I suspect this is a common occurrence in many organizations. There is a fine line between the InfoSec team being perceived as a partner or perceived as a “gate keeper”. More mature InfoSec teams are considered essential partners by the business side of an organization. It takes a lot of work and trust for an InfoSec team to be perceived as a partner instead of a gate keeper. The best way for an InfoSec team to develop trust with the business is to speak the business’s language, share the same business goals and to demonstrate value beyond technology implementation.

Answer

Depends on what 'this' is. If this is switching from a monolithic architecture to a microservices architecture, maybe it isn't worth the effort. You could start by doing a cost evaluation. If you pay an employee every month to do a task that can be automated, then that is money back in the company's pocket. The employee now gets to do something fun instead of something mundane.If the task is something like 'make pulse.qa mobile compatible' then your cost analysis would include how much business is being lost to mobile users.

Answer

This feeling and perception is quite prevalent. There is a little bit of truth on both sides, On one side the vendors are trying to close the deal and are overly optimistic and aggressive about the solution. They don't factor all the security and integration protocols and simplify the solution to a fault. And we all know the devil is in the details. The business stakeholders sometimes build their reality on an over simplified vendor solution and take the questioning from IT and Security as blocking and slowing things down. The way to mitigate is involving IT and Security early in the process. Make them accountable to be part of the due diligence. Good IT orgs standardize the assessment process and that actually speeds up the overall cycle and avoids downstream surprises.

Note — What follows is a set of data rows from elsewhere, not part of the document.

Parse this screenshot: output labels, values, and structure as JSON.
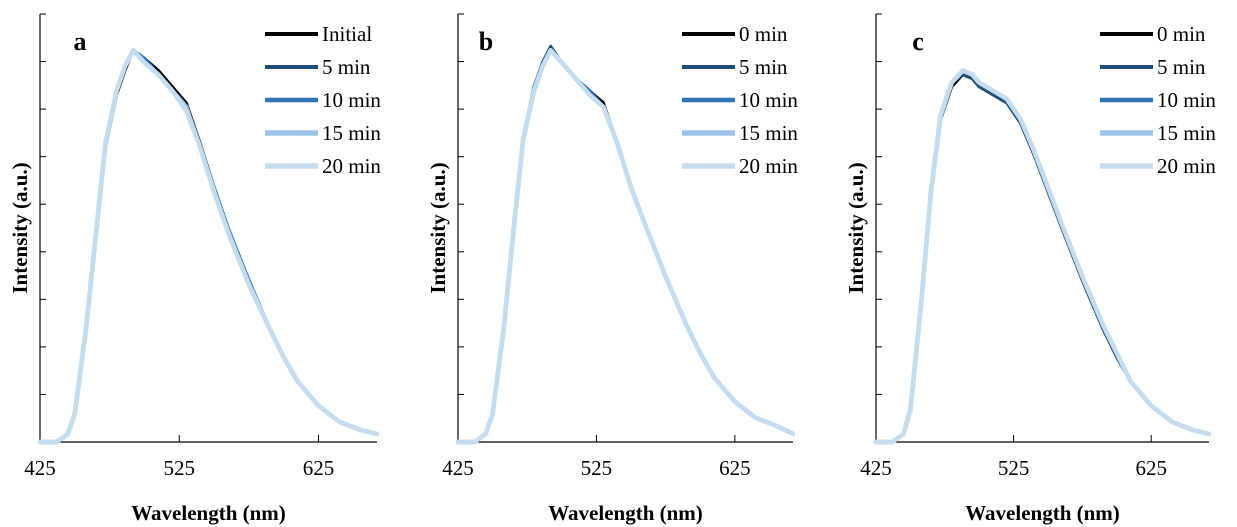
{
  "colors": {
    "series": [
      "#000000",
      "#1f4e79",
      "#2e75b6",
      "#9dc3e6",
      "#c5dcef"
    ],
    "axis": "#000000"
  },
  "chart_data": [
    {
      "type": "line",
      "panel_label": "a",
      "xlabel": "Wavelength (nm)",
      "ylabel": "Intensity (a.u.)",
      "xlim": [
        425,
        667
      ],
      "ylim": [
        0,
        1.06
      ],
      "xticks": [
        425,
        525,
        625
      ],
      "y_tick_labels": false,
      "grid": false,
      "legend_position": "top-right",
      "x": [
        425,
        437,
        445,
        450,
        458,
        465,
        472,
        480,
        486,
        492,
        500,
        510,
        520,
        530,
        540,
        550,
        560,
        575,
        590,
        600,
        610,
        625,
        640,
        655,
        667
      ],
      "series": [
        {
          "name": "Initial",
          "values": [
            0.0,
            0.0,
            0.02,
            0.07,
            0.27,
            0.5,
            0.73,
            0.86,
            0.92,
            0.97,
            0.95,
            0.92,
            0.88,
            0.84,
            0.74,
            0.63,
            0.53,
            0.4,
            0.28,
            0.21,
            0.15,
            0.09,
            0.05,
            0.03,
            0.02
          ]
        },
        {
          "name": "5 min",
          "values": [
            0.0,
            0.0,
            0.02,
            0.07,
            0.28,
            0.51,
            0.74,
            0.87,
            0.93,
            0.97,
            0.95,
            0.91,
            0.87,
            0.83,
            0.74,
            0.63,
            0.53,
            0.4,
            0.28,
            0.21,
            0.15,
            0.09,
            0.05,
            0.03,
            0.02
          ]
        },
        {
          "name": "10 min",
          "values": [
            0.0,
            0.0,
            0.02,
            0.07,
            0.28,
            0.51,
            0.74,
            0.87,
            0.93,
            0.97,
            0.95,
            0.91,
            0.87,
            0.83,
            0.73,
            0.63,
            0.53,
            0.4,
            0.28,
            0.21,
            0.15,
            0.09,
            0.05,
            0.03,
            0.02
          ]
        },
        {
          "name": "15 min",
          "values": [
            0.0,
            0.0,
            0.02,
            0.07,
            0.28,
            0.51,
            0.74,
            0.87,
            0.93,
            0.97,
            0.94,
            0.91,
            0.87,
            0.83,
            0.73,
            0.62,
            0.52,
            0.39,
            0.28,
            0.21,
            0.15,
            0.09,
            0.05,
            0.03,
            0.02
          ]
        },
        {
          "name": "20 min",
          "values": [
            0.0,
            0.0,
            0.02,
            0.07,
            0.28,
            0.51,
            0.74,
            0.87,
            0.93,
            0.97,
            0.94,
            0.91,
            0.87,
            0.82,
            0.73,
            0.62,
            0.52,
            0.39,
            0.28,
            0.21,
            0.15,
            0.09,
            0.05,
            0.03,
            0.02
          ]
        }
      ]
    },
    {
      "type": "line",
      "panel_label": "b",
      "xlabel": "Wavelength (nm)",
      "ylabel": "Intensity (a.u.)",
      "xlim": [
        425,
        667
      ],
      "ylim": [
        0,
        1.06
      ],
      "xticks": [
        425,
        525,
        625
      ],
      "y_tick_labels": false,
      "grid": false,
      "legend_position": "top-right",
      "x": [
        425,
        437,
        445,
        450,
        458,
        465,
        472,
        480,
        486,
        492,
        500,
        510,
        520,
        530,
        540,
        550,
        560,
        575,
        590,
        600,
        610,
        625,
        640,
        655,
        667
      ],
      "series": [
        {
          "name": "0 min",
          "values": [
            0.0,
            0.0,
            0.02,
            0.07,
            0.27,
            0.52,
            0.74,
            0.87,
            0.93,
            0.97,
            0.94,
            0.9,
            0.87,
            0.84,
            0.74,
            0.63,
            0.54,
            0.41,
            0.29,
            0.22,
            0.16,
            0.1,
            0.06,
            0.04,
            0.02
          ]
        },
        {
          "name": "5 min",
          "values": [
            0.0,
            0.0,
            0.02,
            0.07,
            0.28,
            0.52,
            0.75,
            0.88,
            0.94,
            0.98,
            0.94,
            0.9,
            0.87,
            0.83,
            0.74,
            0.63,
            0.54,
            0.41,
            0.29,
            0.22,
            0.16,
            0.1,
            0.06,
            0.04,
            0.02
          ]
        },
        {
          "name": "10 min",
          "values": [
            0.0,
            0.0,
            0.02,
            0.07,
            0.28,
            0.52,
            0.75,
            0.88,
            0.93,
            0.97,
            0.94,
            0.9,
            0.87,
            0.83,
            0.74,
            0.63,
            0.54,
            0.41,
            0.29,
            0.22,
            0.16,
            0.1,
            0.06,
            0.04,
            0.02
          ]
        },
        {
          "name": "15 min",
          "values": [
            0.0,
            0.0,
            0.02,
            0.07,
            0.28,
            0.52,
            0.75,
            0.87,
            0.93,
            0.97,
            0.94,
            0.9,
            0.86,
            0.83,
            0.74,
            0.63,
            0.54,
            0.41,
            0.29,
            0.22,
            0.16,
            0.1,
            0.06,
            0.04,
            0.02
          ]
        },
        {
          "name": "20 min",
          "values": [
            0.0,
            0.0,
            0.02,
            0.07,
            0.28,
            0.52,
            0.75,
            0.87,
            0.93,
            0.97,
            0.94,
            0.9,
            0.86,
            0.83,
            0.74,
            0.63,
            0.54,
            0.41,
            0.29,
            0.22,
            0.16,
            0.1,
            0.06,
            0.04,
            0.02
          ]
        }
      ]
    },
    {
      "type": "line",
      "panel_label": "c",
      "xlabel": "Wavelength (nm)",
      "ylabel": "Intensity (a.u.)",
      "xlim": [
        425,
        667
      ],
      "ylim": [
        0,
        1.06
      ],
      "xticks": [
        425,
        525,
        625
      ],
      "y_tick_labels": false,
      "grid": false,
      "legend_position": "top-right",
      "x": [
        425,
        437,
        445,
        450,
        458,
        465,
        472,
        480,
        488,
        495,
        500,
        510,
        520,
        530,
        540,
        550,
        560,
        575,
        590,
        600,
        610,
        625,
        640,
        655,
        667
      ],
      "series": [
        {
          "name": "0 min",
          "values": [
            0.0,
            0.0,
            0.02,
            0.08,
            0.35,
            0.62,
            0.8,
            0.88,
            0.91,
            0.9,
            0.88,
            0.86,
            0.84,
            0.79,
            0.71,
            0.62,
            0.53,
            0.4,
            0.28,
            0.21,
            0.15,
            0.09,
            0.05,
            0.03,
            0.02
          ]
        },
        {
          "name": "5 min",
          "values": [
            0.0,
            0.0,
            0.02,
            0.08,
            0.35,
            0.62,
            0.8,
            0.89,
            0.91,
            0.9,
            0.88,
            0.86,
            0.84,
            0.79,
            0.71,
            0.62,
            0.53,
            0.4,
            0.28,
            0.21,
            0.15,
            0.09,
            0.05,
            0.03,
            0.02
          ]
        },
        {
          "name": "10 min",
          "values": [
            0.0,
            0.0,
            0.02,
            0.08,
            0.35,
            0.62,
            0.8,
            0.89,
            0.92,
            0.91,
            0.89,
            0.87,
            0.85,
            0.8,
            0.72,
            0.63,
            0.54,
            0.41,
            0.29,
            0.22,
            0.15,
            0.09,
            0.05,
            0.03,
            0.02
          ]
        },
        {
          "name": "15 min",
          "values": [
            0.0,
            0.0,
            0.02,
            0.08,
            0.35,
            0.62,
            0.81,
            0.89,
            0.92,
            0.91,
            0.89,
            0.87,
            0.85,
            0.8,
            0.72,
            0.63,
            0.54,
            0.41,
            0.29,
            0.22,
            0.15,
            0.09,
            0.05,
            0.03,
            0.02
          ]
        },
        {
          "name": "20 min",
          "values": [
            0.0,
            0.0,
            0.02,
            0.08,
            0.35,
            0.62,
            0.81,
            0.89,
            0.92,
            0.91,
            0.89,
            0.87,
            0.85,
            0.8,
            0.72,
            0.63,
            0.54,
            0.41,
            0.29,
            0.22,
            0.15,
            0.09,
            0.05,
            0.03,
            0.02
          ]
        }
      ]
    }
  ]
}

This also keeps vendors honest and they can't fudge through the selling cycle early and have to demonstrate the required solution maturity.The resistance from IT and Infosec also happens because they are the ones left with maintaining, patching and owning the solution post implementation. Key here is a partnership model and give them a voice to assess the solution viability early.

Answer

Sometimes its due to costs that the business has not factored in, sometimes it is really due to relevant security/privacy/compliance items that need to be addressed.  In other cases it is because IT or security doesnt fully understand the business and thus its needs.  To shift the mindset I would shift the mission/focus of the teams and for security the mission has been for me 'Protect to Enable'.  Protect to Enable the people, the data, and the business.  That doesnt mean security should always say yes or allow anything the business wants to happen - especially if the risk is sufficient.  But a Protect to Enable mindset/mission with the right leader in place should address this issue

Answer

I’m in education, therefore I consistently remind my team that we don’t exist for storage, backup or email. Rather we exist to transform lives in the classroom. All of these technologies enable that and therefore we do them. Keeping the focus on the reason for existence helps a lot. Further as IT leadership, it is incumbent on me to keep them focused on business objectives.

Answer

I think IT gets it. Involving IT from the start before the business gets excited can also help.